The vast majority of footwear, for instance, isn’t designed for disassembly or cyclability, so any kind of effective recycling at scale is iffy. While raw materials can at least be funneled elsewhere, the best-case scenario for most finished products is downcycling into building materials or playground flooring. Though Adidas has been experimenting with monomaterial and closed-loop design through its “Made to be Remade” initiative, its Yeezy products were largely created using conventional means.

“Clothes and footwear have long been designed with no thought as to how they will be disassembled, how well the material will recycle or how the dyes and chemicals in the raw materials will render recycling or composting impossible,” Priebe said. “These goods weren’t designed for a circular economy. They cannot be recycled. Maybe there are some all-cotton or poly/cotton tees and sweats and they could partner with Circ to try and recycle them.”

Still, for the “solutions-driven” Patrick Duffy, founder of sustainability nonprofit Global Fashion Exchange, Adidas and Gap can still turn “s*** into champagne” if they want to.

“I don’t think we should let one man’s supremely distorted perspective cause more negative impact than it already has,” he said. “We can’t forget that there were so many people and resources that were employed to create the clothing, right?”

Duffy proposes that Yeezy become Re:uzy, a large-scale campaign to bring awareness to the fact that racism and antisemitism are still major problems the world over.
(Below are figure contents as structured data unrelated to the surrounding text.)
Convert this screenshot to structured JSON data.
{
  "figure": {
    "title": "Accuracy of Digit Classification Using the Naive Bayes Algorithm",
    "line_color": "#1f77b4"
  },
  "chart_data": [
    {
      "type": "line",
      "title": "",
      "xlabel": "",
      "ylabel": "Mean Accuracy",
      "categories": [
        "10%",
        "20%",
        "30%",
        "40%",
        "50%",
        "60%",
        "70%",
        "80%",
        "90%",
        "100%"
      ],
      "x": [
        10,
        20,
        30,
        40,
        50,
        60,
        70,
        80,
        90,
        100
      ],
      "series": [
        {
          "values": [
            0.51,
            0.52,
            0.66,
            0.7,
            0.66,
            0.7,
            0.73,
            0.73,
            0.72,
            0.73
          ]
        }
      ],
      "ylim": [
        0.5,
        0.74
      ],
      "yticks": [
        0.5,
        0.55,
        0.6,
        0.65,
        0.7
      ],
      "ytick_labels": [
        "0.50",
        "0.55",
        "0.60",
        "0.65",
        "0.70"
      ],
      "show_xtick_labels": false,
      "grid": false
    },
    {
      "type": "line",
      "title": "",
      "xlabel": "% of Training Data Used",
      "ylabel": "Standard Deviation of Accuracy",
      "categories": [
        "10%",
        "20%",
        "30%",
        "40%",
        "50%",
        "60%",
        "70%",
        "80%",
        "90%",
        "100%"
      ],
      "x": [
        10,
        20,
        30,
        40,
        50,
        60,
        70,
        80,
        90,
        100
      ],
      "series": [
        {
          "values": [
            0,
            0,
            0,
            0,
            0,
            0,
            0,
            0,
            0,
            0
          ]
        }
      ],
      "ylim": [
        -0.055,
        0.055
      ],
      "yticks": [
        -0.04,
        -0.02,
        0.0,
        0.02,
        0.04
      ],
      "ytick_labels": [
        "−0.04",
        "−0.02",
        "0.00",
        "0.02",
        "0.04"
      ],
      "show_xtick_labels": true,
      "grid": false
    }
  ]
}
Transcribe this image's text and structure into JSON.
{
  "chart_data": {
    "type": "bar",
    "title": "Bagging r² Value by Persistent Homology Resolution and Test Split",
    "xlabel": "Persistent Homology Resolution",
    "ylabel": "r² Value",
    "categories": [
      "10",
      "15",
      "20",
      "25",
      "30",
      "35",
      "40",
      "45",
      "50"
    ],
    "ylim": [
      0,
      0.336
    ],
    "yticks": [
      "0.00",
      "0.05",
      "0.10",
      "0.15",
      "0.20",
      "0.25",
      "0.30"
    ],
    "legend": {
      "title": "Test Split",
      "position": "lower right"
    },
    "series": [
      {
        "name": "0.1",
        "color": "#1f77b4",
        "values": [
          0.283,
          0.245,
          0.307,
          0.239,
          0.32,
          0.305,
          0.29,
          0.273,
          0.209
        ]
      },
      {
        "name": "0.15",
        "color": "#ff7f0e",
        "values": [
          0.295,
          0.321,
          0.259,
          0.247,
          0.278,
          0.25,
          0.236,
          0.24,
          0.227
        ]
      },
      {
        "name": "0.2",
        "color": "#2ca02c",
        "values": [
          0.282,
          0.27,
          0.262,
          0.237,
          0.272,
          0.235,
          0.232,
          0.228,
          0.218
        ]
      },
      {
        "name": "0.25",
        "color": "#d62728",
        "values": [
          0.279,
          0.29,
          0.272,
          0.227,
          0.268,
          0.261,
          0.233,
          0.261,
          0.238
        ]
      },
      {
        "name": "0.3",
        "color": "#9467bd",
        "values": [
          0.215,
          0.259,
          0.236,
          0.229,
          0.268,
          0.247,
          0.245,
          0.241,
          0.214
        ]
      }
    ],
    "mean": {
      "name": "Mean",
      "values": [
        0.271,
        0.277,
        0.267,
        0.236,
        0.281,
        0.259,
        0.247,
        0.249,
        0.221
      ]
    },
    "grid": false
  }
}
Existing Yeezy products, he said, can be remade and redesigned by emerging artists and designers who “want to help create awareness and a huge positive impact.” These can then be sold via the Adidas and Gap platforms, with 100 percent of the profits channeled to “things we really need to care about like protecting people from guns, antisemitism eradication, social and climate justice and more.”

“Also, take the money they were going to pay him and put it to good use the same way. People need help, the world needs help and funding is needed to help catalyze this change,” Duffy said. “We can’t ever forget the terrible history like the Holocaust or slavery. It’s so important that people know and understand history to prevent these egregious actions from ever happening again.”

For Ye himself, another corporate partnership might not be in the cards any time soon. Skechers revealed Wednesday evening that the Donda Academy founder arrived at its Los Angeles office “unannounced and without invitation.” After a brief conversation, he was promptly escorted out by two of the footwear maker’s executives.

Skechers is not considering and has no intention of working with West,” the pickleball-supporting company, which was founded by Jewish businessman Robert Greenberg in 1992, said, adding that Ye was “engaged in unauthorized filming.”

“We condemn his recent divisive remarks and do not tolerate antisemitism or any other form of hate speech,” it said. “The company would like to again stress that West showed up unannounced and uninvited to Skechers corporate offices.”